Speaking on 2GB radio yesterday, Mr Abbott said if shark nets were good enough for beaches in Sydney and surrounds, then they should be satisfactory for the North Coast.
"If the meshing nets, which have done such a great job off Wollongong, Sydney and Newcastle beaches for about 80 years are good for those beaches, let's see those meshing nets extend to the North Coast," Mr Abbott said.
Ms Smith said it was all politics.
"I think it's part in parcel of the Coalition at the moment. They've just had a 29 per cent swing against them. You know when Tony's commenting it's all about trying to move them to the right.

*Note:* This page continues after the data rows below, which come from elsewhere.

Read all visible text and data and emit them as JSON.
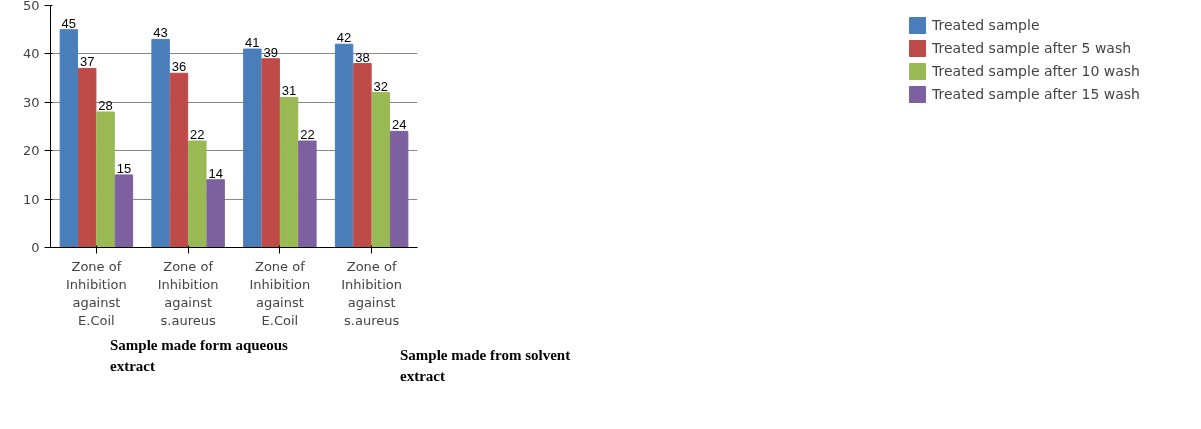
{
  "chart_data": {
    "type": "bar",
    "categories": [
      "Zone of Inhibition against E.Coil",
      "Zone of Inhibition against s.aureus",
      "Zone of Inhibition against E.Coil",
      "Zone of Inhibition against s.aureus"
    ],
    "series": [
      {
        "name": "Treated sample",
        "color": "#4a7ebb",
        "values": [
          45,
          43,
          41,
          42
        ]
      },
      {
        "name": "Treated sample after 5 wash",
        "color": "#be4b48",
        "values": [
          37,
          36,
          39,
          38
        ]
      },
      {
        "name": "Treated sample after 10 wash",
        "color": "#98b954",
        "values": [
          28,
          22,
          31,
          32
        ]
      },
      {
        "name": "Treated sample after 15 wash",
        "color": "#7d60a0",
        "values": [
          15,
          14,
          22,
          24
        ]
      }
    ],
    "ylim": [
      0,
      50
    ],
    "yticks": [
      0,
      10,
      20,
      30,
      40,
      50
    ],
    "grid": "y",
    "legend": "right",
    "data_labels": true,
    "annotations": [
      "Sample made form aqueous extract",
      "Sample made from solvent extract"
    ]
  }
}
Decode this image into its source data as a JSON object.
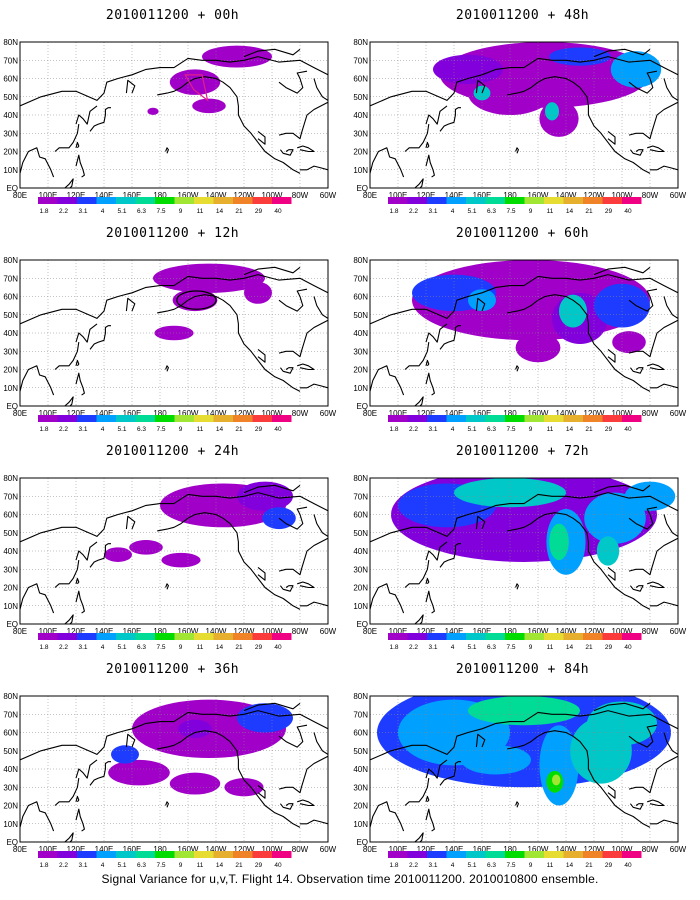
{
  "figure_caption": "Signal Variance for u,v,T. Flight 14. Observation time 2010011200. 2010010800 ensemble.",
  "latitude_ticks": [
    "80N",
    "70N",
    "60N",
    "50N",
    "40N",
    "30N",
    "20N",
    "10N",
    "EQ"
  ],
  "longitude_ticks": [
    "80E",
    "100E",
    "120E",
    "140E",
    "160E",
    "180",
    "160W",
    "140W",
    "120W",
    "100W",
    "80W",
    "60W"
  ],
  "colorbar": {
    "levels": [
      "1.8",
      "2.2",
      "3.1",
      "4",
      "5.1",
      "6.3",
      "7.5",
      "9",
      "11",
      "14",
      "21",
      "29",
      "40"
    ],
    "colors": [
      "#a000c8",
      "#8200dc",
      "#1e3cff",
      "#00a0ff",
      "#00c8c8",
      "#00dc96",
      "#00dc00",
      "#a0e632",
      "#e6dc32",
      "#e6af2d",
      "#f08228",
      "#fa3c3c",
      "#f00082"
    ]
  },
  "panels": [
    {
      "title": "2010011200 + 00h",
      "intensity": 0
    },
    {
      "title": "2010011200 + 12h",
      "intensity": 1
    },
    {
      "title": "2010011200 + 24h",
      "intensity": 2
    },
    {
      "title": "2010011200 + 36h",
      "intensity": 3
    },
    {
      "title": "2010011200 + 48h",
      "intensity": 4
    },
    {
      "title": "2010011200 + 60h",
      "intensity": 5
    },
    {
      "title": "2010011200 + 72h",
      "intensity": 6
    },
    {
      "title": "2010011200 + 84h",
      "intensity": 7
    }
  ],
  "chart_data": {
    "type": "heatmap",
    "title": "Signal Variance for u,v,T. Flight 14. Observation time 2010011200. 2010010800 ensemble.",
    "panels": [
      "2010011200 + 00h",
      "2010011200 + 12h",
      "2010011200 + 24h",
      "2010011200 + 36h",
      "2010011200 + 48h",
      "2010011200 + 60h",
      "2010011200 + 72h",
      "2010011200 + 84h"
    ],
    "contour_levels": [
      1.8,
      2.2,
      3.1,
      4,
      5.1,
      6.3,
      7.5,
      9,
      11,
      14,
      21,
      29,
      40
    ],
    "x_range": [
      "80E",
      "60W"
    ],
    "y_range": [
      "EQ",
      "80N"
    ],
    "grid": true
  }
}
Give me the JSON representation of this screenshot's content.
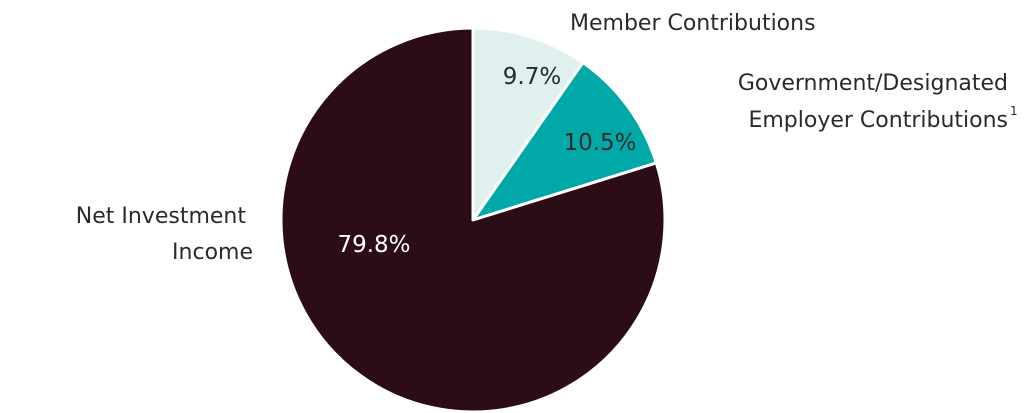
{
  "chart_data": {
    "type": "pie",
    "start_angle_deg": 0,
    "direction": "clockwise",
    "slices": [
      {
        "name": "Member Contributions",
        "label_lines": [
          "Member Contributions"
        ],
        "value": 9.7,
        "display": "9.7%",
        "color": "#dff0ef"
      },
      {
        "name": "Government/Designated Employer Contributions",
        "label_lines": [
          "Government/Designated",
          "Employer Contributions"
        ],
        "footnote": "1",
        "value": 10.5,
        "display": "10.5%",
        "color": "#00a9a8"
      },
      {
        "name": "Net Investment Income",
        "label_lines": [
          "Net Investment",
          "Income"
        ],
        "value": 79.8,
        "display": "79.8%",
        "color": "#2b0c17"
      }
    ]
  }
}
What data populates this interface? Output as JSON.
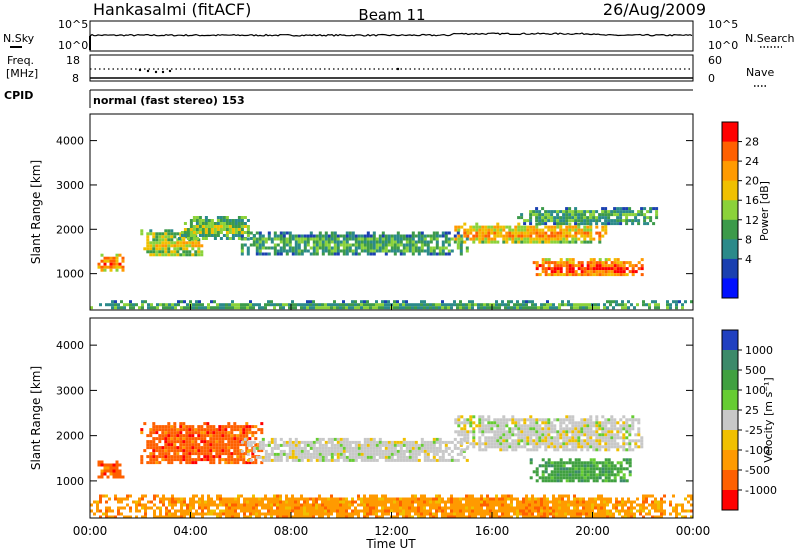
{
  "header": {
    "station": "Hankasalmi (fitACF)",
    "beam": "Beam 11",
    "date": "26/Aug/2009"
  },
  "nsky_panel": {
    "left_label": "N.Sky",
    "right_label": "N.Search",
    "left_ticks": [
      "10^5",
      "10^0"
    ],
    "right_ticks": [
      "10^5",
      "10^0"
    ]
  },
  "freq_panel": {
    "left_label_line1": "Freq.",
    "left_label_line2": "[MHz]",
    "right_label": "Nave",
    "left_ticks": [
      "18",
      "8"
    ],
    "right_ticks": [
      "60",
      "0"
    ]
  },
  "cpid": {
    "label": "CPID",
    "value": "normal (fast stereo) 153"
  },
  "chart_data": [
    {
      "type": "heatmap",
      "name": "power",
      "ylabel": "Slant Range [km]",
      "yticks": [
        "4000",
        "3000",
        "2000",
        "1000"
      ],
      "ylim": [
        180,
        4600
      ],
      "colorbar_label": "Power [dB]",
      "colorbar_ticks": [
        "28",
        "24",
        "20",
        "16",
        "12",
        "8",
        "4"
      ],
      "colorbar_colors": [
        "#ff0000",
        "#ff6000",
        "#ff9a00",
        "#f0c000",
        "#8bd23a",
        "#3c9a4a",
        "#2b8a8a",
        "#1a40b0",
        "#0010ff"
      ],
      "bands": [
        {
          "t": [
            0.3,
            1.3
          ],
          "r": [
            1100,
            1450
          ],
          "level": 24
        },
        {
          "t": [
            2.0,
            4.5
          ],
          "r": [
            1400,
            2000
          ],
          "level": 16
        },
        {
          "t": [
            3.5,
            6.5
          ],
          "r": [
            1800,
            2300
          ],
          "level": 12
        },
        {
          "t": [
            6.0,
            15.0
          ],
          "r": [
            1450,
            1950
          ],
          "level": 8
        },
        {
          "t": [
            14.5,
            20.5
          ],
          "r": [
            1700,
            2150
          ],
          "level": 20
        },
        {
          "t": [
            17.5,
            22.0
          ],
          "r": [
            950,
            1350
          ],
          "level": 28
        },
        {
          "t": [
            17.0,
            22.5
          ],
          "r": [
            2150,
            2500
          ],
          "level": 8
        },
        {
          "t": [
            0.0,
            24.0
          ],
          "r": [
            200,
            400
          ],
          "level": 8
        }
      ]
    },
    {
      "type": "heatmap",
      "name": "velocity",
      "ylabel": "Slant Range [km]",
      "yticks": [
        "4000",
        "3000",
        "2000",
        "1000"
      ],
      "ylim": [
        180,
        4600
      ],
      "xlabel": "Time UT",
      "xticks": [
        "00:00",
        "04:00",
        "08:00",
        "12:00",
        "16:00",
        "20:00",
        "00:00"
      ],
      "xlim": [
        0,
        24
      ],
      "colorbar_label": "Velocity [m s⁻¹]",
      "colorbar_ticks": [
        "1000",
        "500",
        "100",
        "25",
        "-25",
        "-100",
        "-500",
        "-1000"
      ],
      "colorbar_colors": [
        "#2040c0",
        "#3c8a6a",
        "#40a040",
        "#66cc33",
        "#c8c8c8",
        "#f0c000",
        "#ff9a00",
        "#ff6000",
        "#ff0000"
      ],
      "bands": [
        {
          "t": [
            0.3,
            1.3
          ],
          "r": [
            1100,
            1450
          ],
          "v": -500
        },
        {
          "t": [
            2.0,
            6.8
          ],
          "r": [
            1400,
            2300
          ],
          "v": -500
        },
        {
          "t": [
            6.0,
            15.0
          ],
          "r": [
            1450,
            1950
          ],
          "v": 0
        },
        {
          "t": [
            14.5,
            22.0
          ],
          "r": [
            1700,
            2450
          ],
          "v": 0
        },
        {
          "t": [
            17.5,
            21.5
          ],
          "r": [
            1000,
            1500
          ],
          "v": 100
        },
        {
          "t": [
            0.0,
            24.0
          ],
          "r": [
            200,
            700
          ],
          "v": -100
        }
      ]
    }
  ]
}
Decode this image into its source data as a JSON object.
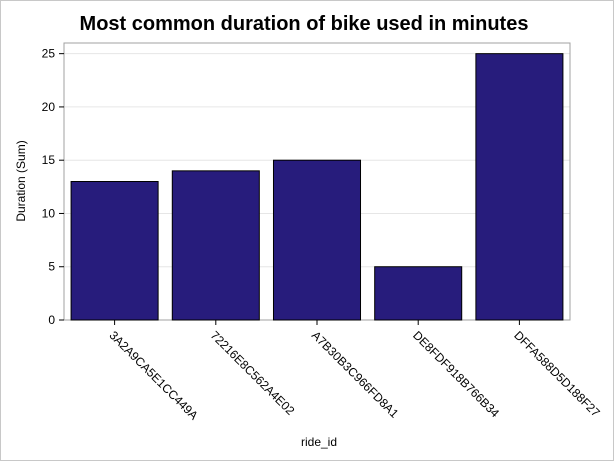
{
  "chart_data": {
    "type": "bar",
    "title": "Most common duration of bike used in minutes",
    "xlabel": "ride_id",
    "ylabel": "Duration (Sum)",
    "categories": [
      "3A2A9CA5E1CC449A",
      "72216E8C562A4E02",
      "A7B30B3C966FD8A1",
      "DE8FDF918B766B34",
      "DFFA588D5D188F27"
    ],
    "values": [
      13,
      14,
      15,
      5,
      25
    ],
    "ylim": [
      0,
      26
    ],
    "yticks": [
      0,
      5,
      10,
      15,
      20,
      25
    ],
    "grid": true,
    "bar_color": "#271c7c",
    "bar_edge_color": "#000000",
    "legend": "none"
  }
}
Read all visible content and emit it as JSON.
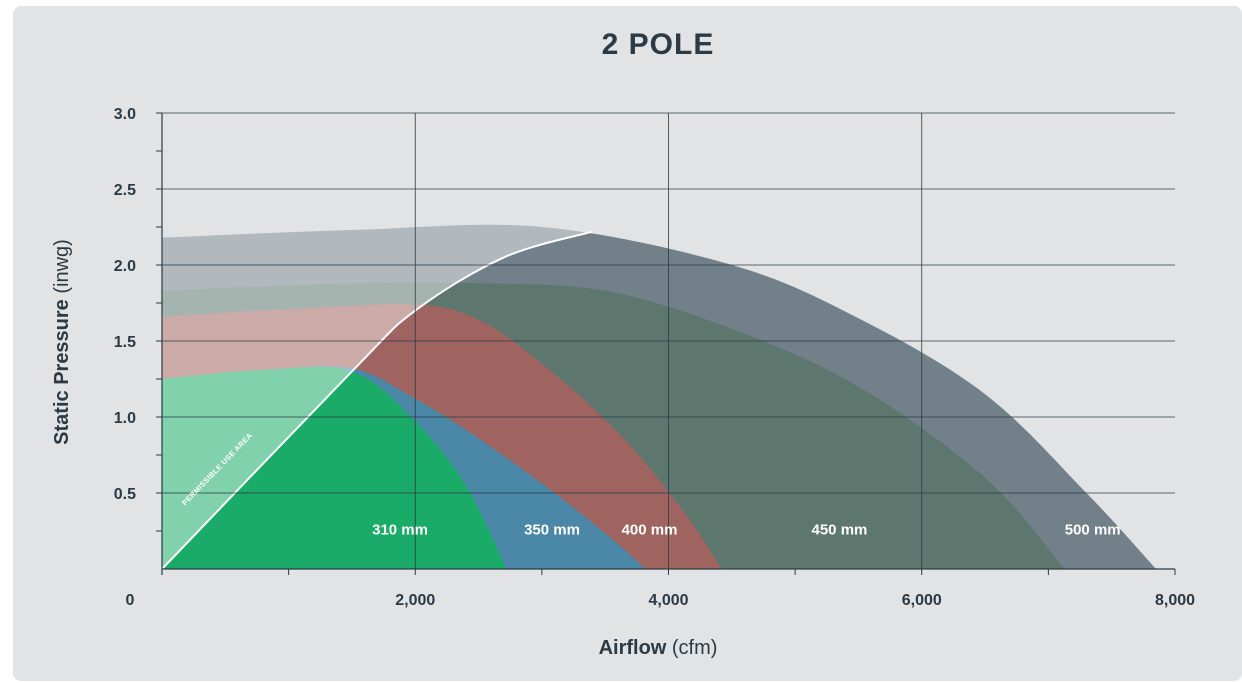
{
  "chart_data": {
    "type": "area",
    "title": "2 POLE",
    "xlabel": {
      "bold": "Airflow",
      "unit": "(cfm)"
    },
    "ylabel": {
      "bold": "Static Pressure",
      "unit": "(inwg)"
    },
    "xlim": [
      0,
      8000
    ],
    "ylim": [
      0,
      3.0
    ],
    "x_ticks": [
      0,
      2000,
      4000,
      6000,
      8000
    ],
    "x_tick_labels": [
      "0",
      "2,000",
      "4,000",
      "6,000",
      "8,000"
    ],
    "y_ticks": [
      0.5,
      1.0,
      1.5,
      2.0,
      2.5,
      3.0
    ],
    "y_tick_labels": [
      "0.5",
      "1.0",
      "1.5",
      "2.0",
      "2.5",
      "3.0"
    ],
    "grid": true,
    "annotation": "PERMISSIBLE USE AREA",
    "series": [
      {
        "name": "500 mm",
        "color": "#72808a",
        "label_at": [
          7350,
          0.26
        ],
        "points": [
          [
            0,
            2.18
          ],
          [
            1500,
            2.23
          ],
          [
            3000,
            2.25
          ],
          [
            4500,
            2.0
          ],
          [
            5500,
            1.65
          ],
          [
            6500,
            1.15
          ],
          [
            7300,
            0.5
          ],
          [
            7850,
            0.0
          ]
        ]
      },
      {
        "name": "450 mm",
        "color": "#5d776f",
        "label_at": [
          5350,
          0.26
        ],
        "points": [
          [
            0,
            1.83
          ],
          [
            1500,
            1.88
          ],
          [
            2500,
            1.88
          ],
          [
            3500,
            1.83
          ],
          [
            4500,
            1.58
          ],
          [
            5500,
            1.2
          ],
          [
            6500,
            0.6
          ],
          [
            7130,
            0.0
          ]
        ]
      },
      {
        "name": "400 mm",
        "color": "#a06460",
        "label_at": [
          3850,
          0.26
        ],
        "points": [
          [
            0,
            1.66
          ],
          [
            1000,
            1.71
          ],
          [
            2000,
            1.74
          ],
          [
            2500,
            1.64
          ],
          [
            3000,
            1.35
          ],
          [
            3600,
            0.9
          ],
          [
            4100,
            0.4
          ],
          [
            4420,
            0.0
          ]
        ]
      },
      {
        "name": "350 mm",
        "color": "#4b87a6",
        "label_at": [
          3080,
          0.26
        ],
        "points": [
          [
            0,
            1.25
          ],
          [
            800,
            1.31
          ],
          [
            1500,
            1.32
          ],
          [
            2000,
            1.12
          ],
          [
            2500,
            0.86
          ],
          [
            3100,
            0.5
          ],
          [
            3550,
            0.2
          ],
          [
            3820,
            0.0
          ]
        ]
      },
      {
        "name": "310 mm",
        "color": "#1aab68",
        "label_at": [
          1880,
          0.26
        ],
        "points": [
          [
            1500,
            1.3
          ],
          [
            2000,
            0.97
          ],
          [
            2400,
            0.55
          ],
          [
            2720,
            0.0
          ]
        ]
      }
    ],
    "boundary": [
      [
        0,
        0.0
      ],
      [
        1500,
        1.3
      ],
      [
        2000,
        1.7
      ],
      [
        2700,
        2.05
      ],
      [
        3400,
        2.22
      ]
    ]
  }
}
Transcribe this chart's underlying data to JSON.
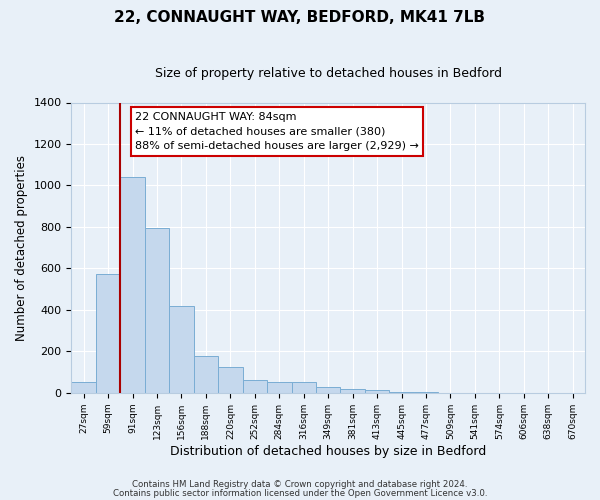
{
  "title": "22, CONNAUGHT WAY, BEDFORD, MK41 7LB",
  "subtitle": "Size of property relative to detached houses in Bedford",
  "xlabel": "Distribution of detached houses by size in Bedford",
  "ylabel": "Number of detached properties",
  "bar_color": "#c5d8ed",
  "bar_edge_color": "#7aadd4",
  "background_color": "#e8f0f8",
  "grid_color": "#d0dce8",
  "bin_labels": [
    "27sqm",
    "59sqm",
    "91sqm",
    "123sqm",
    "156sqm",
    "188sqm",
    "220sqm",
    "252sqm",
    "284sqm",
    "316sqm",
    "349sqm",
    "381sqm",
    "413sqm",
    "445sqm",
    "477sqm",
    "509sqm",
    "541sqm",
    "574sqm",
    "606sqm",
    "638sqm",
    "670sqm"
  ],
  "bar_heights": [
    50,
    575,
    1040,
    795,
    420,
    178,
    125,
    62,
    50,
    50,
    27,
    20,
    15,
    5,
    3,
    0,
    0,
    0,
    0,
    0,
    0
  ],
  "vline_x": 1.5,
  "vline_color": "#aa0000",
  "ylim": [
    0,
    1400
  ],
  "yticks": [
    0,
    200,
    400,
    600,
    800,
    1000,
    1200,
    1400
  ],
  "annotation_text": "22 CONNAUGHT WAY: 84sqm\n← 11% of detached houses are smaller (380)\n88% of semi-detached houses are larger (2,929) →",
  "annotation_box_color": "#ffffff",
  "annotation_box_edge": "#cc0000",
  "footer_line1": "Contains HM Land Registry data © Crown copyright and database right 2024.",
  "footer_line2": "Contains public sector information licensed under the Open Government Licence v3.0.",
  "title_fontsize": 11,
  "subtitle_fontsize": 9
}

"To me it's a very thinly veiled move to the right, because the science is clear cut.
"If you look at his modus operandi, (Mr Abbott) comes out and sledges when he think the Coalition isn't being right-wing enough and I think that's what he is doing here."
Mr Abbott's calls are at odds with the decision last month of Primary Industries Minister Niall Blair not to conduct a third North Coast meshing trial, after results showed SMART drumlines were more effective in targeting dangerous sharks.
"We're going off the numbers. The SMART drumlines have intercepted far many more target sharks than the nets," Mr Blair said last month after announcing the discontinuation of the meshing trial.
Meanwhile Nationals candidate for Ballina Ben Franklin challenged Mr Abbott's assertion, saying that North Coast beaches are different to those around Sydney, and thus need different protections.
"We know how effective SMART drumlines have been along the North Coast," Mr Franklin said.
"They're not used in Sydney, maybe Mr Abbott doesn't know about them. But they are very effective up on the North Coast...We still have the option to put back the shark nets if there is a necessity to do so."
Ms Smith said she thought SMART drumlines gave more knowledge about great whites and their behaviours and "drone technology was where we've landed".
"It's a pity the millions spent on nets could've done five or six years of shark watch in both Byron and Ballina shires," she said.